Jack and Vera run off to New York City within weeks of meeting, and from a bruised, bereft distance Gin follows their progress south through Miami and pre-revolutionary Havana to Port Mungo, a seedy town in the mangrove swamps of Honduras. There, in an old banana warehouse, Jack obsessively devotes himself to his canvases while Vera succumbs to a chronic restlessness that not even the birth of two daughters can subdue.
Gin is the far-from-objective chronicler of these lives, across decades and continents.
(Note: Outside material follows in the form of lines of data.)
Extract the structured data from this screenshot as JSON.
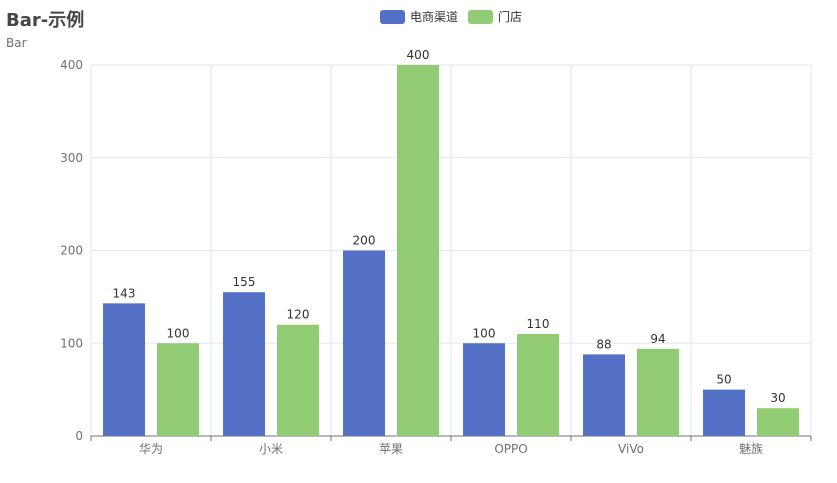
{
  "title": "Bar-示例",
  "subtitle": "Bar",
  "colors": {
    "series1": "#5470c6",
    "series2": "#91cc75"
  },
  "chart_data": {
    "type": "bar",
    "title": "Bar-示例",
    "subtitle": "Bar",
    "categories": [
      "华为",
      "小米",
      "苹果",
      "OPPO",
      "ViVo",
      "魅族"
    ],
    "series": [
      {
        "name": "电商渠道",
        "values": [
          143,
          155,
          200,
          100,
          88,
          50
        ]
      },
      {
        "name": "门店",
        "values": [
          100,
          120,
          400,
          110,
          94,
          30
        ]
      }
    ],
    "ylim": [
      0,
      400
    ],
    "yticks": [
      0,
      100,
      200,
      300,
      400
    ],
    "grid": true,
    "legend_position": "top-center"
  }
}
Over the years her Greenwich Village house becomes a haven for Jack, for his buccaneering mate, and for Peg and Anna, the two girls left to bob in their chaotic wake.
Passion, narcissism, and the relentless demands of creativity hold these riveting characters in thrall, and McGrath skilfully evokes a feverish world of tropical impulses and artistic ambition that leads ultimately to dark secrets and to death.
About the Author
Patrick McGrath was born in London. He is the author of Blood and Water and Other Stories, The Grotesque, Spider, Dr. Haggard's Disease, and Asylum, and is the co-editor, with Bradford Morrow, of The New Gothic. He lives in New York City and London and is married to the actress Maria Aitken.